Licht via de vrije elektronen
Je vraagt jezelf waarschijnlijk af hoe deze eenvoudige elektronen licht kunnen produceren. Wel, de fysica erachter is relatief eenvoudig. De positieve deeltjes in de LED-diode hebben namelijk een lager energieniveau dan de negatieve elektronen. Wanneer ze gecombineerd worden, is er dus een te veel aan energie. Deze energie wordt uitgestoten in de vorm van een
lichtfoton. Zoals je misschien wel weet, bestaat een lichtstraal uit miljarden van deze lichtfotonen.
De lichtkleur
Het energieverschil tussen de positieve en negatieve deeltjes bepaalt de
kleur van deze lichtfoton (en dus ook de kleur van het licht dat de LED-lamp produceert). Is dit energieverschil groot, dan krijg je een blauw licht.
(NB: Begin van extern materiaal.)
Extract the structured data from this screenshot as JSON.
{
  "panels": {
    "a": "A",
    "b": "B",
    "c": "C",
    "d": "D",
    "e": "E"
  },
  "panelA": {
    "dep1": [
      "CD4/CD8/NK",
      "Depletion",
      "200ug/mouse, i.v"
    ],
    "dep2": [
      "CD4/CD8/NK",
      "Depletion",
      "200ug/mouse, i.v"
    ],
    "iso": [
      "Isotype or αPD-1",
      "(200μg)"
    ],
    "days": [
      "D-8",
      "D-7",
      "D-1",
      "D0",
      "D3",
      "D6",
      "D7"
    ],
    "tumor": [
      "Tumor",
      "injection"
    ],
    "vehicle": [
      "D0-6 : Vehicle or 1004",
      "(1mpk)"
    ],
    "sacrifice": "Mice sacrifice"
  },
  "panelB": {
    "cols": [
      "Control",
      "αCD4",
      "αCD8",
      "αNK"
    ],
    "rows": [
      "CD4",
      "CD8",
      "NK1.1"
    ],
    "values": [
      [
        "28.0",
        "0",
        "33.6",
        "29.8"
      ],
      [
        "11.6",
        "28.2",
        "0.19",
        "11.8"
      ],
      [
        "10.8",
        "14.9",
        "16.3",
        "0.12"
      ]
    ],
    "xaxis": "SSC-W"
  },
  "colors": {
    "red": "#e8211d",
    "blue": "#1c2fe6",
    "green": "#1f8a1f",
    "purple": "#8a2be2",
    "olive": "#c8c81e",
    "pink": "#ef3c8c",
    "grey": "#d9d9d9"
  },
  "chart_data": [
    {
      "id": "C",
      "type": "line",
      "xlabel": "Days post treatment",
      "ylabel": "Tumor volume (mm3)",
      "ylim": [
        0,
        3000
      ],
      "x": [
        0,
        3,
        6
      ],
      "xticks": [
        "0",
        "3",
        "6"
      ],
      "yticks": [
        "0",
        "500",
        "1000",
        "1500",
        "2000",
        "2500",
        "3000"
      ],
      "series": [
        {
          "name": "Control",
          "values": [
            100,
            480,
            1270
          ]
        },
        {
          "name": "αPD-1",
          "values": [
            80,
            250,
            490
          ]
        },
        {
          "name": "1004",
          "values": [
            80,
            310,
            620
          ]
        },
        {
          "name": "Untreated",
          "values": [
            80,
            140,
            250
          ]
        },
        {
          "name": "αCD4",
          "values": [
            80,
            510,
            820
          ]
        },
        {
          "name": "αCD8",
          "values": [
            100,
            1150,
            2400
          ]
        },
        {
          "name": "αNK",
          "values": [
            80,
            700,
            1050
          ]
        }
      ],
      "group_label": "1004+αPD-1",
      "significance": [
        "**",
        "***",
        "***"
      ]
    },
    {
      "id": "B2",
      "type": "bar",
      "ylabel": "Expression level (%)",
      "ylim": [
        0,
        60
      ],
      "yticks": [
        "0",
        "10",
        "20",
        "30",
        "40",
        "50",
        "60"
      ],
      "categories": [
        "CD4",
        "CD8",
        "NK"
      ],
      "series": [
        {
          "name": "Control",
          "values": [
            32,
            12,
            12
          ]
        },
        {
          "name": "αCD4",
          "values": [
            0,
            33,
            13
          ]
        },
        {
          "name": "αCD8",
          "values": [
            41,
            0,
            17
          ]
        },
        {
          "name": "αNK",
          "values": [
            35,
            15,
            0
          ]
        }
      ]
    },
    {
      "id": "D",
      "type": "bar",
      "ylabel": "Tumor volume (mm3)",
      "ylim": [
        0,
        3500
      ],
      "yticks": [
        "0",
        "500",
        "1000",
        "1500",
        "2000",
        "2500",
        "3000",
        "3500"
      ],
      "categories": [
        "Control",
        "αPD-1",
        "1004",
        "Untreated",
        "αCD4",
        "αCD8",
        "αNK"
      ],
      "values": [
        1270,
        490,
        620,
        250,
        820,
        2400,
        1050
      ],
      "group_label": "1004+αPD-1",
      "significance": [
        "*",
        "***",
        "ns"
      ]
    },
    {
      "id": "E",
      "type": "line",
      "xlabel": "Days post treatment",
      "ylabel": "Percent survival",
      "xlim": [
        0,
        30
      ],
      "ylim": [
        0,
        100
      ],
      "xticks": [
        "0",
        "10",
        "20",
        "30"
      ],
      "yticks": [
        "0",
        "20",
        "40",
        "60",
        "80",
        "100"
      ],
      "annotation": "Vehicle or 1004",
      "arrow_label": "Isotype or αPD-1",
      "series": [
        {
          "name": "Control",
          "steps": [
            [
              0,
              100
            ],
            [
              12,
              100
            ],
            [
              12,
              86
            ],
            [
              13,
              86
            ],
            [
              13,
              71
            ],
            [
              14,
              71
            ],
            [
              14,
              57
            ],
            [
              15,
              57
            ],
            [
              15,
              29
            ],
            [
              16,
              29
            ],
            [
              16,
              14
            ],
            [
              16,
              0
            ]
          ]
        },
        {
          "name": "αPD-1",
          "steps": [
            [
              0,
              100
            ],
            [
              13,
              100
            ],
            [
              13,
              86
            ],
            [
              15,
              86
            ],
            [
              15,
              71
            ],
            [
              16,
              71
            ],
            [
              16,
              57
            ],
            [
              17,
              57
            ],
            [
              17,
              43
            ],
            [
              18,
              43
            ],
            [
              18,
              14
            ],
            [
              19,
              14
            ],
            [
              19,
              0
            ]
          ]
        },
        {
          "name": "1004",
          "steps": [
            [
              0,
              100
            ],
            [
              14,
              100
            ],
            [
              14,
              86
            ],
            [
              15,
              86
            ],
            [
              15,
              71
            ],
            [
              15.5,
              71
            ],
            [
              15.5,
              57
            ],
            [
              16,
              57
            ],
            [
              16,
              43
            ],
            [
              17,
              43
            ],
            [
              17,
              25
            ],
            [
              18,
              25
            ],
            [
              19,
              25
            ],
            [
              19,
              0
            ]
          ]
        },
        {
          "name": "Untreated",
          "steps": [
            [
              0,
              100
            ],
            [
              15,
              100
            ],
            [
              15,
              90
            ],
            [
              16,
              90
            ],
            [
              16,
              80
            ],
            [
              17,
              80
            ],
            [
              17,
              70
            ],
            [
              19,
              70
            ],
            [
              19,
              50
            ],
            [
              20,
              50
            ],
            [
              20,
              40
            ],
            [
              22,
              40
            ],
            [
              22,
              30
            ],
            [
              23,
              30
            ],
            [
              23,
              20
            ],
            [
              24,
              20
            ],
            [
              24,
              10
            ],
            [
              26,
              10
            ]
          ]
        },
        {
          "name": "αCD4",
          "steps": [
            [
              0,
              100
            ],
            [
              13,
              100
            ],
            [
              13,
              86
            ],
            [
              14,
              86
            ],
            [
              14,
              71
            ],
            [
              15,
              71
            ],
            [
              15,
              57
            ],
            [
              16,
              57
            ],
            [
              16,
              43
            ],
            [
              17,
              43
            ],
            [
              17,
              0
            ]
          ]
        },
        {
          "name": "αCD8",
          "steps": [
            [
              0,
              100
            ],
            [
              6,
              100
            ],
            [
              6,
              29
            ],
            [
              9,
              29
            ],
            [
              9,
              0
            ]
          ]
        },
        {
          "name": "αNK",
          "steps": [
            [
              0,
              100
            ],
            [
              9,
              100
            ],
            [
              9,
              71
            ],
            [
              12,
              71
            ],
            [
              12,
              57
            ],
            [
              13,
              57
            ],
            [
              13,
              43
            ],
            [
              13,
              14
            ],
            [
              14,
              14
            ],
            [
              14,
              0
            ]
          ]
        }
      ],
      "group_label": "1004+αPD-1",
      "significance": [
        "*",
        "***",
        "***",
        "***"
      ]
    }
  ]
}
Is het minder groot, dan zal je groen, geel of rood licht krijgen. Wanneer het energieverschil te laag is, krijgt men onzichtbaar licht in de vorm van infraroodlicht (wat ook in bijvoorbeeld afstandsbedieningen van televisietoestellen wordt gebruikt).
Conclusie
De bewegingen van vrije elektronen in de diode van een LED zorgen ervoor dat er lichtfotonen geproduceerd worden. De kleur van deze lichtfotonen hangt af van het energieverschil tussen een positieve en negatieve elektron. Deze te hoger dit energieverschil, des te 'blauwer' het licht zal worden.